Half a million photos every minute
The amount of data we churn out daily is growing rapidly. The Internet, social media, discussion forums and comment chains host unimaginable volumes of photos, text and (measurement) data. Google processes more than 40,000 searches per second – or about 3.5 billion per day. On SnapChat, more than half a million photos appear every minute. The number and range of devices that generate all these data are also increasing: computers, databases, cameras, mobile phones, smart watches, cars, sensors. One of the challenges for data scientists: figure out how all those data can be used in a reliable manner to create real value for society.

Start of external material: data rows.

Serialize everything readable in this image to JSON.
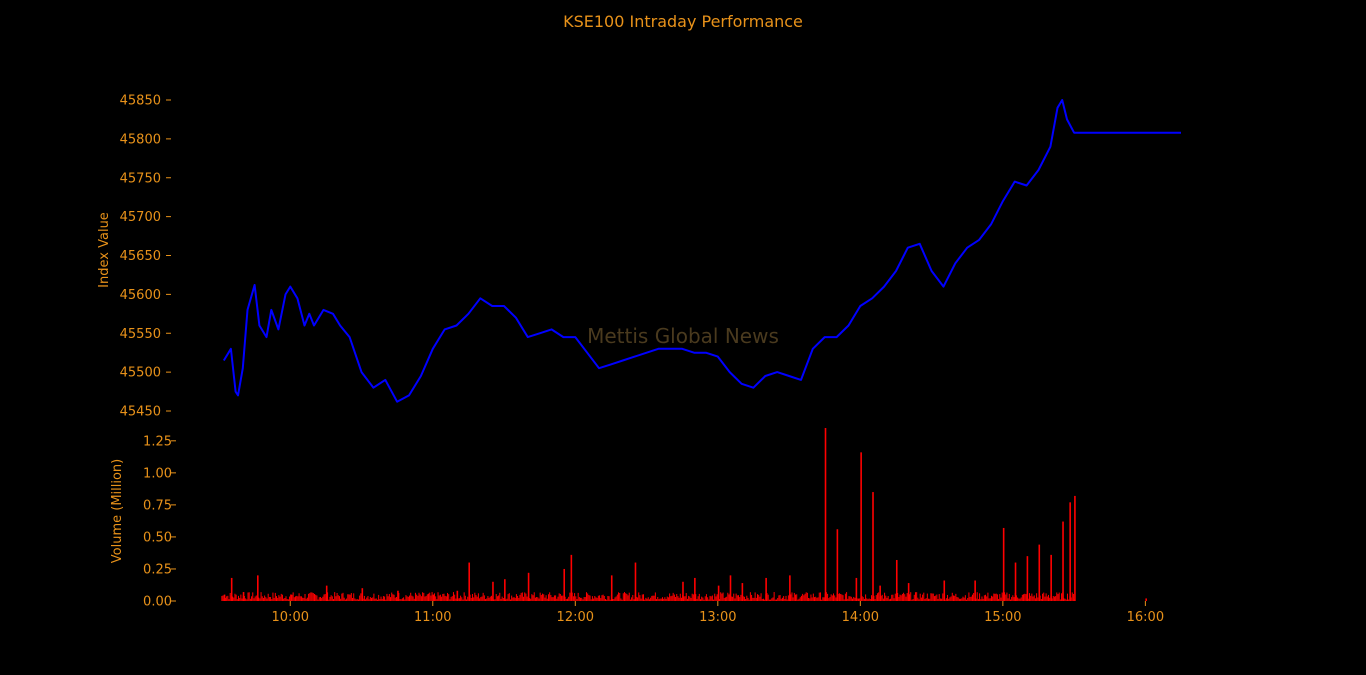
{
  "colors": {
    "background": "#000000",
    "text": "#e8921a",
    "index_line": "#0000ff",
    "volume_bars": "#ff0000",
    "watermark": "#4a3a1e"
  },
  "watermark": "Mettis Global News",
  "chart_data": [
    {
      "type": "line",
      "title": "KSE100 Intraday Performance",
      "ylabel": "Index Value",
      "xlabel": "",
      "ylim": [
        45440,
        45860
      ],
      "yticks": [
        45450,
        45500,
        45550,
        45600,
        45650,
        45700,
        45750,
        45800,
        45850
      ],
      "ytick_labels": [
        "45450",
        "45500",
        "45550",
        "45600",
        "45650",
        "45700",
        "45750",
        "45800",
        "45850"
      ],
      "grid": false,
      "series": [
        {
          "x": [
            "09:32",
            "09:35",
            "09:37",
            "09:38",
            "09:40",
            "09:42",
            "09:45",
            "09:47",
            "09:50",
            "09:52",
            "09:55",
            "09:58",
            "10:00",
            "10:03",
            "10:06",
            "10:08",
            "10:10",
            "10:14",
            "10:18",
            "10:21",
            "10:25",
            "10:30",
            "10:35",
            "10:40",
            "10:45",
            "10:50",
            "10:55",
            "11:00",
            "11:05",
            "11:10",
            "11:15",
            "11:20",
            "11:25",
            "11:30",
            "11:35",
            "11:40",
            "11:45",
            "11:50",
            "11:55",
            "12:00",
            "12:05",
            "12:10",
            "12:15",
            "12:20",
            "12:25",
            "12:30",
            "12:35",
            "12:40",
            "12:45",
            "12:50",
            "12:55",
            "13:00",
            "13:05",
            "13:10",
            "13:15",
            "13:20",
            "13:25",
            "13:30",
            "13:35",
            "13:40",
            "13:45",
            "13:50",
            "13:55",
            "14:00",
            "14:05",
            "14:10",
            "14:15",
            "14:20",
            "14:25",
            "14:30",
            "14:35",
            "14:40",
            "14:45",
            "14:50",
            "14:55",
            "15:00",
            "15:05",
            "15:10",
            "15:15",
            "15:20",
            "15:23",
            "15:25",
            "15:27",
            "15:30",
            "16:15"
          ],
          "y": [
            45515,
            45530,
            45475,
            45470,
            45505,
            45580,
            45612,
            45560,
            45545,
            45580,
            45555,
            45600,
            45610,
            45595,
            45560,
            45575,
            45560,
            45580,
            45575,
            45560,
            45545,
            45500,
            45480,
            45490,
            45462,
            45470,
            45495,
            45530,
            45555,
            45560,
            45575,
            45595,
            45585,
            45585,
            45570,
            45545,
            45550,
            45555,
            45545,
            45545,
            45525,
            45505,
            45510,
            45515,
            45520,
            45525,
            45530,
            45530,
            45530,
            45525,
            45525,
            45520,
            45500,
            45485,
            45480,
            45495,
            45500,
            45495,
            45490,
            45530,
            45545,
            45545,
            45560,
            45585,
            45595,
            45610,
            45630,
            45660,
            45665,
            45630,
            45610,
            45640,
            45660,
            45670,
            45690,
            45720,
            45745,
            45740,
            45760,
            45790,
            45840,
            45850,
            45825,
            45808,
            45808
          ]
        }
      ]
    },
    {
      "type": "bar",
      "title": "",
      "ylabel": "Volume (Million)",
      "xlabel": "",
      "ylim": [
        0,
        1.35
      ],
      "yticks": [
        0,
        0.25,
        0.5,
        0.75,
        1.0,
        1.25
      ],
      "ytick_labels": [
        "0.00",
        "0.25",
        "0.50",
        "0.75",
        "1.00",
        "1.25"
      ],
      "xticks": [
        "10:00",
        "11:00",
        "12:00",
        "13:00",
        "14:00",
        "15:00",
        "16:00"
      ],
      "grid": false,
      "bars": {
        "x": [
          "09:32",
          "09:35",
          "09:40",
          "09:46",
          "10:00",
          "10:15",
          "10:30",
          "10:45",
          "11:00",
          "11:10",
          "11:15",
          "11:25",
          "11:30",
          "11:40",
          "11:55",
          "11:58",
          "12:15",
          "12:25",
          "12:45",
          "12:50",
          "13:00",
          "13:05",
          "13:10",
          "13:20",
          "13:30",
          "13:45",
          "13:50",
          "13:58",
          "14:00",
          "14:05",
          "14:08",
          "14:15",
          "14:20",
          "14:35",
          "14:48",
          "15:00",
          "15:05",
          "15:10",
          "15:15",
          "15:20",
          "15:25",
          "15:28",
          "15:30",
          "16:00"
        ],
        "values": [
          0.05,
          0.18,
          0.07,
          0.2,
          0.05,
          0.12,
          0.1,
          0.08,
          0.05,
          0.08,
          0.3,
          0.15,
          0.17,
          0.22,
          0.25,
          0.36,
          0.2,
          0.3,
          0.15,
          0.18,
          0.12,
          0.2,
          0.14,
          0.18,
          0.2,
          1.35,
          0.56,
          0.18,
          1.16,
          0.85,
          0.12,
          0.32,
          0.14,
          0.16,
          0.16,
          0.57,
          0.3,
          0.35,
          0.44,
          0.36,
          0.62,
          0.77,
          0.82,
          0.02
        ],
        "background_noise_level": 0.05
      }
    }
  ]
}
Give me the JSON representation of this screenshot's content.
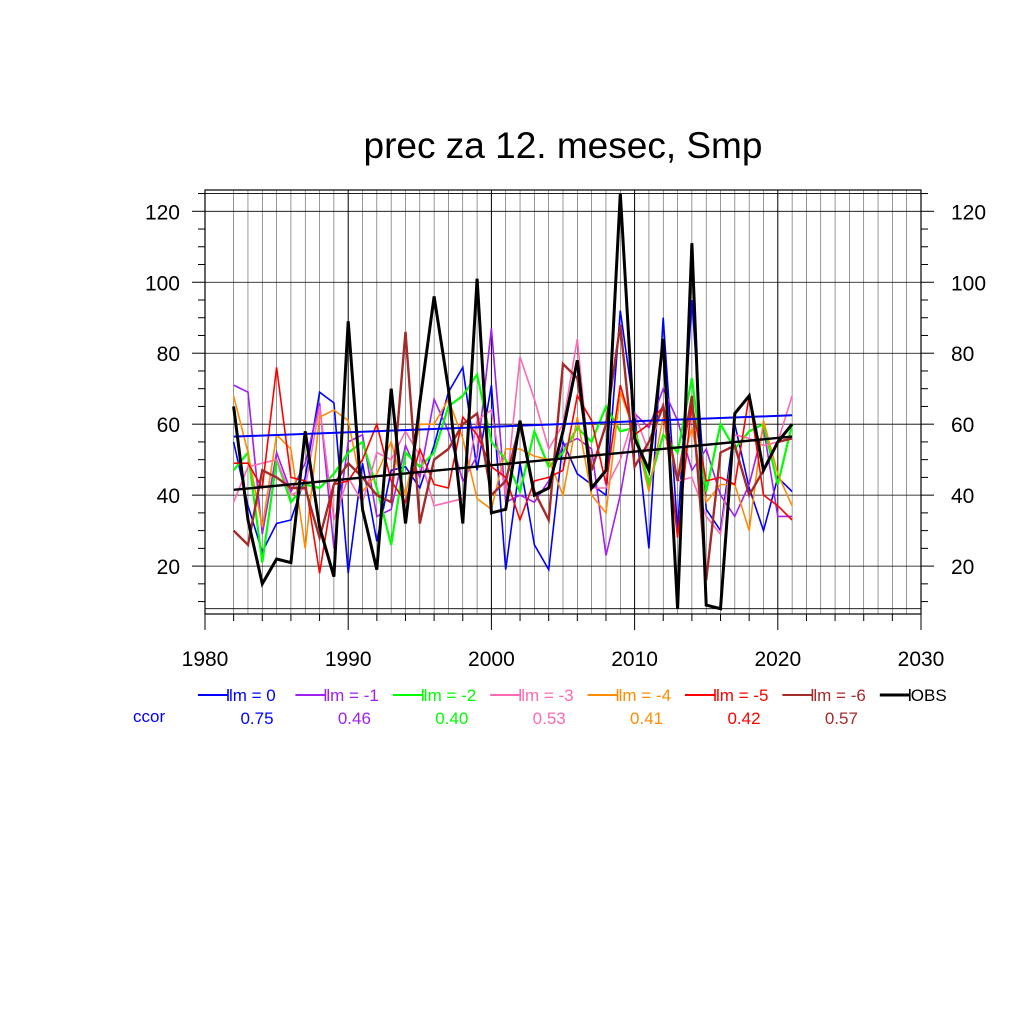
{
  "chart_data": {
    "type": "line",
    "title": "prec za 12. mesec, Smp",
    "xlabel": "",
    "ylabel": "",
    "xlim": [
      1980,
      2030
    ],
    "ylim": [
      6.5,
      126
    ],
    "xticks": [
      1980,
      1990,
      2000,
      2010,
      2020,
      2030
    ],
    "yticks": [
      20,
      40,
      60,
      80,
      100,
      120
    ],
    "grid": true,
    "ccor_label": "ccor",
    "x": [
      1982,
      1983,
      1984,
      1985,
      1986,
      1987,
      1988,
      1989,
      1990,
      1991,
      1992,
      1993,
      1994,
      1995,
      1996,
      1997,
      1998,
      1999,
      2000,
      2001,
      2002,
      2003,
      2004,
      2005,
      2006,
      2007,
      2008,
      2009,
      2010,
      2011,
      2012,
      2013,
      2014,
      2015,
      2016,
      2017,
      2018,
      2019,
      2020,
      2021
    ],
    "series": [
      {
        "name": "lm = 0",
        "color": "#0000ff",
        "width": 1.6,
        "ccor": "0.75",
        "values": [
          55,
          37,
          24,
          32,
          33,
          45,
          69,
          66,
          18,
          49,
          27,
          47,
          48,
          42,
          54,
          69,
          76,
          47,
          71,
          19,
          49,
          26,
          19,
          55,
          46,
          43,
          40,
          92,
          63,
          25,
          90,
          30,
          95,
          36,
          30,
          60,
          42,
          30,
          45,
          41
        ],
        "trend": [
          56.5,
          62.5
        ]
      },
      {
        "name": "lm = -1",
        "color": "#a020f0",
        "width": 1.6,
        "ccor": "0.46",
        "values": [
          71,
          69,
          29,
          52,
          41,
          49,
          66,
          25,
          55,
          57,
          34,
          36,
          54,
          45,
          67,
          58,
          44,
          51,
          87,
          38,
          40,
          38,
          44,
          54,
          56,
          53,
          23,
          40,
          63,
          59,
          70,
          61,
          47,
          53,
          40,
          34,
          43,
          59,
          34,
          34
        ]
      },
      {
        "name": "lm = -2",
        "color": "#00ff00",
        "width": 2.2,
        "ccor": "0.40",
        "values": [
          47,
          52,
          21,
          50,
          38,
          43,
          42,
          46,
          52,
          55,
          42,
          26,
          52,
          48,
          52,
          65,
          68,
          74,
          55,
          50,
          41,
          58,
          48,
          52,
          59,
          55,
          65,
          58,
          59,
          43,
          57,
          52,
          73,
          41,
          60,
          53,
          58,
          60,
          43,
          60
        ]
      },
      {
        "name": "lm = -3",
        "color": "#ff69b4",
        "width": 1.6,
        "ccor": "0.53",
        "values": [
          38,
          48,
          49,
          50,
          40,
          42,
          65,
          33,
          45,
          38,
          52,
          50,
          58,
          51,
          37,
          38,
          39,
          61,
          64,
          40,
          79,
          67,
          53,
          60,
          84,
          42,
          42,
          50,
          63,
          52,
          66,
          44,
          45,
          34,
          29,
          57,
          56,
          54,
          55,
          68
        ]
      },
      {
        "name": "lm = -4",
        "color": "#ff8c00",
        "width": 1.6,
        "ccor": "0.41",
        "values": [
          68,
          52,
          31,
          57,
          53,
          25,
          62,
          64,
          61,
          41,
          46,
          55,
          40,
          60,
          60,
          67,
          56,
          39,
          36,
          53,
          53,
          51,
          50,
          40,
          62,
          40,
          35,
          69,
          58,
          41,
          62,
          44,
          59,
          38,
          43,
          43,
          30,
          61,
          46,
          37
        ]
      },
      {
        "name": "lm = -5",
        "color": "#ff0000",
        "width": 1.6,
        "ccor": "0.42",
        "values": [
          49,
          49,
          42,
          76,
          45,
          44,
          18,
          43,
          44,
          50,
          60,
          44,
          38,
          53,
          43,
          42,
          62,
          57,
          48,
          45,
          33,
          44,
          45,
          47,
          68,
          61,
          43,
          71,
          57,
          60,
          65,
          28,
          66,
          44,
          45,
          43,
          68,
          40,
          37,
          33
        ]
      },
      {
        "name": "lm = -6",
        "color": "#a52a2a",
        "width": 2.4,
        "ccor": "0.57",
        "values": [
          30,
          26,
          47,
          45,
          42,
          42,
          28,
          43,
          49,
          45,
          40,
          38,
          86,
          32,
          50,
          53,
          60,
          63,
          40,
          44,
          60,
          41,
          33,
          77,
          73,
          47,
          60,
          88,
          48,
          55,
          65,
          44,
          68,
          16,
          52,
          54,
          40,
          47,
          55,
          56
        ]
      }
    ],
    "obs": {
      "name": "OBS",
      "color": "#000000",
      "width": 3,
      "values": [
        65,
        33,
        15,
        22,
        21,
        58,
        31,
        17,
        89,
        36,
        19,
        70,
        32,
        66,
        96,
        70,
        32,
        101,
        35,
        36,
        61,
        40,
        42,
        58,
        78,
        42,
        47,
        125,
        56,
        47,
        84,
        8,
        111,
        9,
        8,
        63,
        68,
        47,
        55,
        60
      ],
      "trend": [
        41.5,
        56.5
      ]
    }
  }
}
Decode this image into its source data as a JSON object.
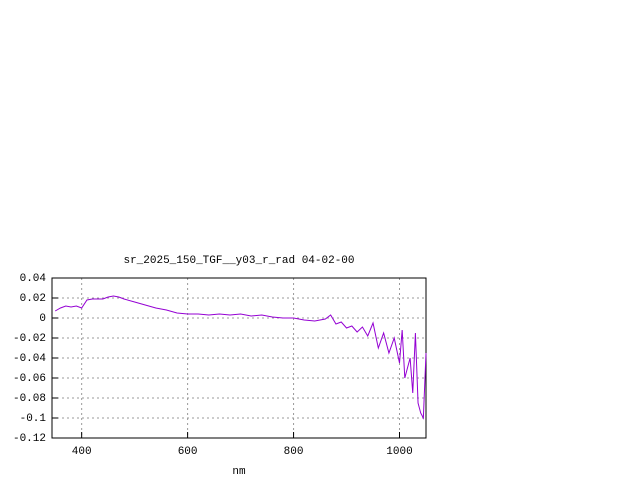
{
  "chart_data": {
    "type": "line",
    "title": "sr_2025_150_TGF__y03_r_rad 04-02-00",
    "x_label": "nm",
    "x": [
      350,
      360,
      370,
      380,
      390,
      400,
      410,
      420,
      440,
      450,
      460,
      470,
      480,
      500,
      520,
      540,
      560,
      580,
      600,
      620,
      640,
      660,
      680,
      700,
      720,
      740,
      760,
      780,
      800,
      820,
      840,
      860,
      870,
      880,
      890,
      900,
      910,
      920,
      930,
      940,
      950,
      960,
      970,
      980,
      990,
      1000,
      1005,
      1010,
      1020,
      1025,
      1030,
      1035,
      1040,
      1045,
      1050
    ],
    "series": [
      {
        "color": "#9400d3",
        "values": [
          0.007,
          0.01,
          0.012,
          0.011,
          0.012,
          0.01,
          0.018,
          0.019,
          0.019,
          0.021,
          0.022,
          0.021,
          0.019,
          0.016,
          0.013,
          0.01,
          0.008,
          0.005,
          0.004,
          0.004,
          0.003,
          0.004,
          0.003,
          0.004,
          0.002,
          0.003,
          0.001,
          0.0,
          0.0,
          -0.002,
          -0.003,
          -0.001,
          0.003,
          -0.006,
          -0.004,
          -0.01,
          -0.008,
          -0.014,
          -0.009,
          -0.018,
          -0.005,
          -0.03,
          -0.015,
          -0.035,
          -0.02,
          -0.045,
          -0.012,
          -0.06,
          -0.04,
          -0.075,
          -0.015,
          -0.085,
          -0.095,
          -0.1,
          -0.035
        ]
      }
    ],
    "xlim": [
      344,
      1050
    ],
    "ylim": [
      -0.12,
      0.04
    ],
    "xticks": [
      400,
      600,
      800,
      1000
    ],
    "yticks": [
      0.04,
      0.02,
      0,
      -0.02,
      -0.04,
      -0.06,
      -0.08,
      -0.1,
      -0.12
    ],
    "grid": true
  }
}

Early screening means better treatment
‘The research in which we have been able to use blog texts written by people with traumatic experiences to predict the likelihood of post-traumatic stress disorder (PTSD) later on in their lives is an example of a societally relevant big data application,’ says Bernard Veldkamp. ‘You can imagine that police trade unions, for example, would highly value any insight into the extent to which police officers may face PTSD. Accurate predictions mean you can take more effective, more targeted prevention measures. Military veterans could also benefit, or victim support organizations. Early screening means better treatment.”
Veldkamp's colleague Raymond Veldhuis notes that his research, in which automated photo analysis is used to determine whether or not the person in a photo is a CEO, also suggests many potential application directions. But it also raises questions, he adds. ‘Think, for example, of the ethical side. Assessing whether someone is a CEO or I harmless enough, but what if someone were to use photos to decide whether a person is or is not a criminal? Ethical responsibility, or accountability, plays an important role in this type of research.’
How it works
Veldkamp – whose specializations include text mining, or extracting information from large amounts of text – explains how the process of predicting the likelihood of PTSD on the basis of text analysis works. ‘We started with texts written by two groups of people, all of whom had suffered trauma in the past. One group had later faced post-traumatic stress disorder, the other group had not. We then used an algorithm to analyse per text which words occur at which frequency and trained the computer to compare the texts of the two groups. Based on the outcomes, we built a model that uses a set of 2,000 words per group to perform the same measurement and comparison with new texts. The result is a likelihood ratio; in this scenario we were able to predict on the basis of a single blog text written by the trauma victim whether or not the writer would develop PTSD – with an accuracy of up to 85%.’ In the course of the research, Veldkamp and his colleagues further refined the system, bringing back the key word set from 2,000 to a mere 200.
Beyond a simple yes or no
So what makes the work of Veldkamp, Veldhuis and their colleagues stand out from other big data achievements? ‘Machine learning – ore training systems to draw conclusions based on measurements – is everywhere nowadays. There’s nothing distinctive about that,’ says Veldkamp. ‘But most current systems can only give a yes or a no; we call it end-to-end machine learning. What takes place inside the machine between the data input and the conclusion is unclear in most systems. The conclusion is not explainable. That reduces the reliability, the generalizability and potentially also the honesty and ethical responsibility of such applications. Our research comes from our dissatisfaction with that.’
Veldhuis adds that there is a lot of buzz surrounding big and expectations are high. ‘With today’s huge computing power, we can indeed uncover hidden patterns in large data quantities, gaining genuinely valuable insights. But the big data phenomenon has not yet delivered on its real promise: in too many cases, the absence of explainability, combined with the use of insufficiently large data sets, the generalizability of conclusions cannot be proven: we can’t say whether system A will draw the same conclusions as system B. The emphasis on explainability in our research changes that. The question is no longer whether we can train a computer to find certain answers, but how – by which steps – the computer does it. The better we can explain that, the more reliable, responsible and valuable the outcomes will be.’
Teaming up with specialists is crucial
Veldkamp adds that collaboration with specialists makes a crucial difference. ‘In the test with the blog texts of trauma victims, we worked closely with psychiatrists. They can do what a data scientist cannot: interpret the possible implications of common words. This cross-disciplinary approach yields a system with high explainability. This is the future of big data.’